Roy, A.H., M.J. Paul, and S.J. Wenger. 2010. Chapter 16: Urban Stream Ecology. Pages 341-352 In J A Aitkenhead-Peterson and A Volder (eds). Urban Ecosystem Ecology. Agronomy Monograph 55, American Society of Agronomy, Madison, WI.


Urban watersheds characteristically have high impervious surface cover, resulting in high surface runoff and low infiltration following storms. In response, urban streams experience “flashy” stormflows, reduced baseflows, bank erosion, channel widening, and sedimentation. Urban watersheds also typically exhibit high nutrient, total ion, and contaminant concentrations.

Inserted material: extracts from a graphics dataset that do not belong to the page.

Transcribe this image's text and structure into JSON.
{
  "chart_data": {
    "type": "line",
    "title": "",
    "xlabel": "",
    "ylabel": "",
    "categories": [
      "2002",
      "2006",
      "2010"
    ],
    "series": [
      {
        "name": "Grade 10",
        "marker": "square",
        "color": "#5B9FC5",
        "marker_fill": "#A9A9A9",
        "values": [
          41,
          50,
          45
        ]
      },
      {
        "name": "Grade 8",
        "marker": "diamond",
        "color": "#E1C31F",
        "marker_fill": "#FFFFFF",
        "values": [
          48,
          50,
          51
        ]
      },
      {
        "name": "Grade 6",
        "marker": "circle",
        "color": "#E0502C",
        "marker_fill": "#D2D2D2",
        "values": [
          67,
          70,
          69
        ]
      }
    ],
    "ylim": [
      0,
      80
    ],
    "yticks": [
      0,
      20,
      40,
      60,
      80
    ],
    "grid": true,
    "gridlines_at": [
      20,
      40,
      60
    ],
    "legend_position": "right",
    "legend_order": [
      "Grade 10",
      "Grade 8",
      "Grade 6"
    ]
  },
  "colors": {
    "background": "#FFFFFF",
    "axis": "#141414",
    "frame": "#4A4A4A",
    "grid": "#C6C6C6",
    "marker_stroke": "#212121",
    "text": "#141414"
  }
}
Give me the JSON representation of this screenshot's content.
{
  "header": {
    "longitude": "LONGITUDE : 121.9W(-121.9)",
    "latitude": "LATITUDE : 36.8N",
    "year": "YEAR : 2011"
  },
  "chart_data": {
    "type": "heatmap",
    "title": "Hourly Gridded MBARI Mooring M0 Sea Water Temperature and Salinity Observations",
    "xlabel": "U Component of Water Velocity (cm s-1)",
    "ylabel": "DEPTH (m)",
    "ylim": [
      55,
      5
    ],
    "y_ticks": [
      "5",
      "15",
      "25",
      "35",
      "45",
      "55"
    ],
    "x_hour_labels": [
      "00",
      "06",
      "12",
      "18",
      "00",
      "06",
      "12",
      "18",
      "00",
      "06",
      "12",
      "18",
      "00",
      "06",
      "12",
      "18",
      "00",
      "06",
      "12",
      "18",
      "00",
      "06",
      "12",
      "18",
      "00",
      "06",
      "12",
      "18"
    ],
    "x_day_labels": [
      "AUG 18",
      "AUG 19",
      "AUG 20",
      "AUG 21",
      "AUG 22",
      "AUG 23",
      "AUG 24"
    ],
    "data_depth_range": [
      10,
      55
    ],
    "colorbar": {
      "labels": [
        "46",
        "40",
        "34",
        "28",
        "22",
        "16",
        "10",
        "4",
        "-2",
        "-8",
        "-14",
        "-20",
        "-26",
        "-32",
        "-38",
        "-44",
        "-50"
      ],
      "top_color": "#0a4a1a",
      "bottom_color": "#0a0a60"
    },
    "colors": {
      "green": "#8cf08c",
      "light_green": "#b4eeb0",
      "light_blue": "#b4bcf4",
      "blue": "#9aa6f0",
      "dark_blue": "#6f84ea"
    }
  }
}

This harsh physical and chemical environment tends to produce biotic assemblages of low diversity dominated by tolerant and nonnative species. Ecosystem processes in urban streams also differ from nonurban streams, with fast leaf breakdown rates, reduced nutrient uptake, and high respiration rates, although these responses are not universal. The ecology of urban streams is variable among systems, depending on the natural environment (e.g., climate, geology, vegetation) and anthropogenic stresses (e.g., age, type, and extent of development; riparian deforestation; stormwater piping). Thus, management efforts must be geared toward urban stressors specific to each ecosystem if more diverse assemblages and more natural ecosystem processing are desired.